EL CAMINO ESCOGIDO
Naturalidad y sencillez -convicción y seguridad- impregnan las páginas de “Don y misterio” (Plaza & Janés, abril de 1997, 123 pp.), autobiografía del Papa Juan Pablo II, escrito con motivo del quincuagésimo aniversario de su ordenación sacerdotal; aunque, en verdad hablando, no se ha propuesto Karol Wojtyla relatar los hechos pormenorizados de su vida, sino valerse de algunos de ellos para reflexionar sobre la vocación al sacerdocio.
La historia contemporánea de Polonia y la suya propia se encuentran estrechamente enlazadas. Nacido en 1920, a poco de haber obtenido Polonia su independencia, y cuando recién se aprestaba a iniciar el segundo año de estudios de Filología polaca en la Universidad Jaghellonica, estalló la segunda guerra mundial. El entonces estudiante que entendía que su vocación se inclinaba por la literatura y el teatro, se vio de pronto inmerso en la terrible conflagración. Juan Pablo elude en todo momento hacer referencia al dramatismo de aquellos momentos; dice simplemente que para evitar ser deportado a trabajos forzados en Alemania empezó a trabajar en una cantera como obrero. No hay nada de amargura en el relato; ni la pérdida de la madre a una edad muy temprana, ni la del hermano, ni la del padre, sumen al futuro Papa en la desesperación; por el contrario, comprende que son signos que le hacen ver el camino a seguir: “Un día lo percibí con mucha claridad: era como una iluminación interior que traía consigo la alegría y la seguridad de una nueva vocación. Y esta conciencia me llenó de una gran paz interior.”
Comienza a estudiar filosofía y teología en 1942 de manera clandestina y, poco después de finalizada la guerra, es ordenado sacerdote en 1946 y enviado a perfeccionar sus estudios a Roma. Su experiencia italiana y los posteriores viajes que realiza a Francia, Bélgica y Holanda le dan la oportunidad de conocer más de cerca a la Juventud Obrera Católica, al mismo tiempo que le permiten tener una visión más amplia de la realidad de la Iglesia. A su regreso a Polonia comienza el trabajo pastoral en diferentes parroquias.
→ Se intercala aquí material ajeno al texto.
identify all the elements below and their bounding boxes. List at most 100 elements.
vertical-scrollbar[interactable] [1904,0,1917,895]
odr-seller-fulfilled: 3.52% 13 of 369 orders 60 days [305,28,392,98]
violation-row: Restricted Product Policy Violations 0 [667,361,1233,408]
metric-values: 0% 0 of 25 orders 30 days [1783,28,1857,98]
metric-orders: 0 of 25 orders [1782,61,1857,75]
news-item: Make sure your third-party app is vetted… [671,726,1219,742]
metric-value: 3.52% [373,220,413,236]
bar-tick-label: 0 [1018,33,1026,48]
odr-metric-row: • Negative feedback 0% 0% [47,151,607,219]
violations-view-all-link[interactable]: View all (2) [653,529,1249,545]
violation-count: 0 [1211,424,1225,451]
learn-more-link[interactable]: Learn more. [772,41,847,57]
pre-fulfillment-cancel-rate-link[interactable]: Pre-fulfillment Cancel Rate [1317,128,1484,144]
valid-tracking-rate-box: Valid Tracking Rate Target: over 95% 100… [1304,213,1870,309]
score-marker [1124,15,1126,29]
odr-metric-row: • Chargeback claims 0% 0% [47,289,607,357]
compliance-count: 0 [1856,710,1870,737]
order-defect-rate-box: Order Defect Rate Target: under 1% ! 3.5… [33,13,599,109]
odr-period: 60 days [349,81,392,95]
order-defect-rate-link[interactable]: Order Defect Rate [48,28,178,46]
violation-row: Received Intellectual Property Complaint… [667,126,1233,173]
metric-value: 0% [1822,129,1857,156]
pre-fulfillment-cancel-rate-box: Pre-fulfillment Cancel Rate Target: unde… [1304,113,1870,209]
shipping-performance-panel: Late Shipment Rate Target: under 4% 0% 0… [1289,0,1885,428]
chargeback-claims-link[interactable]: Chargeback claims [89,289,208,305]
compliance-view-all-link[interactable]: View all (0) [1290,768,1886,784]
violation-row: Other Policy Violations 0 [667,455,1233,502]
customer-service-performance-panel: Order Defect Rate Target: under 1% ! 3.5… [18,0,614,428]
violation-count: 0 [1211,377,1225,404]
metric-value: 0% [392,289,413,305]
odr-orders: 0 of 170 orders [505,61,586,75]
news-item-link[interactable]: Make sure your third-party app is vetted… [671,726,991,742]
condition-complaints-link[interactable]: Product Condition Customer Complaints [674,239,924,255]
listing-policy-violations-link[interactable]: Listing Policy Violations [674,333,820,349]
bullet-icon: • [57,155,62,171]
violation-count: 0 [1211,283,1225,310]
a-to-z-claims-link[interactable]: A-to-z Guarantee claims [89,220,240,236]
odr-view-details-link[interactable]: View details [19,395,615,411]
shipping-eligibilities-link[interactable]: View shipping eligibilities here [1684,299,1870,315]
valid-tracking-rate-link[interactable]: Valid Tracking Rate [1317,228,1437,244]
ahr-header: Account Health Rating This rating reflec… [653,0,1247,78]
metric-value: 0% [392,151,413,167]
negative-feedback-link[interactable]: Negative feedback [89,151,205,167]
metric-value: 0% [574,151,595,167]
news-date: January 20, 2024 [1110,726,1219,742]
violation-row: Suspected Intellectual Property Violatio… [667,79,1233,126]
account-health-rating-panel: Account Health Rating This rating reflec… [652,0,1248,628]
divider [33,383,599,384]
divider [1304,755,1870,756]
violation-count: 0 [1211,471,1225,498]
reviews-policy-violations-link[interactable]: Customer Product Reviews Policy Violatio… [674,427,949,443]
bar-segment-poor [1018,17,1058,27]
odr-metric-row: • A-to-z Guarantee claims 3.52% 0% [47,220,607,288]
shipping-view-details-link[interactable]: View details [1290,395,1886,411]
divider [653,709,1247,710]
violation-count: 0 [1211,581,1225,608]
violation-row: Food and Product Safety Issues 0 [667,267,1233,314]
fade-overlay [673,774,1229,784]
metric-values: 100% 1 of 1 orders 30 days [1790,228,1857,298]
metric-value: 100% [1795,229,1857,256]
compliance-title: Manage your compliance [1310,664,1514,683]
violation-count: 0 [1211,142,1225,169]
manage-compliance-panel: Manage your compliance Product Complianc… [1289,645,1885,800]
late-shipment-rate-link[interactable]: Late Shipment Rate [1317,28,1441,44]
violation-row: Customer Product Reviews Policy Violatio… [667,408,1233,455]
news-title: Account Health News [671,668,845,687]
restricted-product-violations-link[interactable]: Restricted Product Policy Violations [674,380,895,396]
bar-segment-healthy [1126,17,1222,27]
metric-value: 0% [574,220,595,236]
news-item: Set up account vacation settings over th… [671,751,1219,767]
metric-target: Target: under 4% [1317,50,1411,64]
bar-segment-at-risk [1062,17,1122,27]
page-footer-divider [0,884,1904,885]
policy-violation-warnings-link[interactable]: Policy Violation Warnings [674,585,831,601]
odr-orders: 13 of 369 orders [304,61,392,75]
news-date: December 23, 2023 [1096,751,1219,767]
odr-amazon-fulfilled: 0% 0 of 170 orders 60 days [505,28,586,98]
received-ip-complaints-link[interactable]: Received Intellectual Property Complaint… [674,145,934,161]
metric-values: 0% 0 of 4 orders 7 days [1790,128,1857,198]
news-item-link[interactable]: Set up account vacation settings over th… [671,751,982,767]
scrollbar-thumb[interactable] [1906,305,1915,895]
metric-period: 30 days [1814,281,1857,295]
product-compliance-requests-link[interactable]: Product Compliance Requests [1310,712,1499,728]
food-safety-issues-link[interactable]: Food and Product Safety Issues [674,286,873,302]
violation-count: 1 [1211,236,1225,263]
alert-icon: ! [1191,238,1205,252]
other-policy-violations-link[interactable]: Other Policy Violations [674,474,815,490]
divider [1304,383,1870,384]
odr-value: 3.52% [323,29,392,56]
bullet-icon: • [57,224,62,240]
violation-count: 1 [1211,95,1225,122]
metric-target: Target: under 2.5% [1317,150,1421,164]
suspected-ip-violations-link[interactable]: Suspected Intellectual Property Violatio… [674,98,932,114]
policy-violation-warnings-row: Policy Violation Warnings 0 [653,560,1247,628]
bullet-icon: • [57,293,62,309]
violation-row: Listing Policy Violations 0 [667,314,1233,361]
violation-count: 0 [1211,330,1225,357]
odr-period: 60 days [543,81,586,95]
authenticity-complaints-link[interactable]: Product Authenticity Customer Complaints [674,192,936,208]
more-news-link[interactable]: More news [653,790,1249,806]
La autobiografía propiamente dicha concluye en 1951 cuando se ve obligado a reducir su actividad pastoral para ingresar en la docencia universitaria y el trabajo científico. Juan Pablo enlaza entonces la narración histórica con una reflexión en torno al ser sacerdote en el mundo de hoy. Las palabras dedicadas a los consagrados -a quienes define como simples administradores de los bienes de la salvación- son impresionantes. Por ejemplo, la necesidad de la identificación entre testimonio y santidad: “Solamente un sacerdote santo puede ser, en el mundo cada vez más secularizado, testigo transparente de Cristo y de su Evangelio”.
Algunas páginas dejan percibir su acendrado patriotismo: las luchas de la Iglesia polaca por la defensa de la libertad, la defensa vehemente de los cardenales Sapieha y Wyszyinski, pertenecen tanto al ámbito religioso como patriótico. Por otro lado, el haber vivido en contacto con dos de los mayores regímenes totalitarios de la historia contemporánea, nazismo y comunismo, llevan a Wojtyla a una total identificación y compromiso con el hombre concreto: “Es fácil comprender mi sensibilidad por la dignidad de toda persona humana y por el respeto de sus derechos, empezando por el derecho a la vida”.
El libro es una invitación a reflexionar sobre la libertad, el compromiso con una causa, los valores intemporales, a través del testimonio de uno de los mayores líderes espirituales del mundo contemporáneo.